Neumeister is the last author on the paper “Decreased Norepinephrine Transporter Availability in Obesity: Positron Emission Tomography Imaging with (S,S)-[11C]O-Methylreboxetine,” which has been cited eight times.
Neumeister is the last author a 2014 paper in Neuropsychopharmacology; Editor-in-Chief Bill Carlezon told us:
We are working with our publisher to devise the best course of action.
“Cannabinoid Type 1 Receptor Availability in the Amygdala Mediates Threat Processing in Trauma Survivors” has been cited four times.
Senior communications officer at the World Journal of Biological Psychiatry, Elaine Devine, told us:
As he was indeed a co-author in a work published in the World Journal of Biological Psychiatry in 2011, the Editors will now consider the article in this new context. I will be in touch to let you know the outcome of their investigation in due course.
Neumeister’s “Serotonin 1B receptor imaging in pathological gambling” has been cited 11 times.
We’ve reached out to several other journals that have published Neumeister’s papers, and will update as we learn anything further.
Update 7/18/2016 11:05am eastern: We’ve also received a statement from Rhiannon Bugno, the managing editor for Biological Psychiatry:
We are currently exploring the issues related to Dr. Neumeister’s research.

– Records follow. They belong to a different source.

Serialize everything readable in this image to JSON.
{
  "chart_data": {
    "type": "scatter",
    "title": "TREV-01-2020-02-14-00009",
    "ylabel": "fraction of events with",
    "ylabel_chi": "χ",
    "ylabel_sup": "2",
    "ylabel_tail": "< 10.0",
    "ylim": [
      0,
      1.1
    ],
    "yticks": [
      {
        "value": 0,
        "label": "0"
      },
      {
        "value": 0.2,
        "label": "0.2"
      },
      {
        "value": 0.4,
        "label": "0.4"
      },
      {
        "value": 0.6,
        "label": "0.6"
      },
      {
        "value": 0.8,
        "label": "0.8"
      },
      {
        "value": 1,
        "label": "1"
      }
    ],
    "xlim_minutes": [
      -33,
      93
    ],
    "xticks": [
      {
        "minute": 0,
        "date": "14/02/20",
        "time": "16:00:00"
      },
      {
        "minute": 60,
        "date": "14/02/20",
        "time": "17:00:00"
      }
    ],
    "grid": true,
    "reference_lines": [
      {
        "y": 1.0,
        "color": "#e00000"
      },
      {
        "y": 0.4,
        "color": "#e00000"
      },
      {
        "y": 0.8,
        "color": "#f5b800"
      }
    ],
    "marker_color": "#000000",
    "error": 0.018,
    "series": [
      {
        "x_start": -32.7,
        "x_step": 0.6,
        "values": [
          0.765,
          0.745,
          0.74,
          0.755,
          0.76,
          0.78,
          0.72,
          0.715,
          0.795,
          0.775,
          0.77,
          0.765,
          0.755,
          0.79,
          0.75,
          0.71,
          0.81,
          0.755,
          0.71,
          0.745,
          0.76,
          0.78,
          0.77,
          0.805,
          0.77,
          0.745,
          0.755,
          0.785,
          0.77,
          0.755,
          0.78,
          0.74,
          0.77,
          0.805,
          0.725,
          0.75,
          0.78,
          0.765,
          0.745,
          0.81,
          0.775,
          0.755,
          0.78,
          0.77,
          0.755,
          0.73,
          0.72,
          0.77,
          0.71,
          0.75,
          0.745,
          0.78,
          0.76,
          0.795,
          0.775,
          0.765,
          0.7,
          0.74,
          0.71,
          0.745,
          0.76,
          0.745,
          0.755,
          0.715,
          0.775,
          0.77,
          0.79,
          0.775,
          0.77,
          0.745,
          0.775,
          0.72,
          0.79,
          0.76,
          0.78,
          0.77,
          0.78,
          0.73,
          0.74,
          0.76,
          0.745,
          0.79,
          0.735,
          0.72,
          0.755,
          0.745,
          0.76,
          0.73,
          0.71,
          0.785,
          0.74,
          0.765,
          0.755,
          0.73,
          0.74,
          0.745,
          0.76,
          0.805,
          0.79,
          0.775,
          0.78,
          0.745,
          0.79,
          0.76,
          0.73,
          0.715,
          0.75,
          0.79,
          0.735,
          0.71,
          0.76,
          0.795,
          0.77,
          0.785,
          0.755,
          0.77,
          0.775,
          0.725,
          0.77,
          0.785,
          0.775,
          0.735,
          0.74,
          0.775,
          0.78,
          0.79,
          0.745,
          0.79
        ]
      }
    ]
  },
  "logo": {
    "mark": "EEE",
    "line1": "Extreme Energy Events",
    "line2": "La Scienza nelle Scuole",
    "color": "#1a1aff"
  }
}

Here are the four publications by Neumeister in the journal:
- “Rapid Changes in CB1 Receptor Availability in Cannabis Dependent Males after Abstinence from Cannabis” (Cited zero times).
- “Reduced Brain Cannabinoid Receptor Availability in Schizophrenia” (Cited one time).
- “Reduced Amygdala Serotonin Transporter Binding in Posttraumatic Stress Disorder” (Cited 29 times).
- “Serotonin 1B Receptor Imaging in Alcohol Dependence” (Cited 37 times).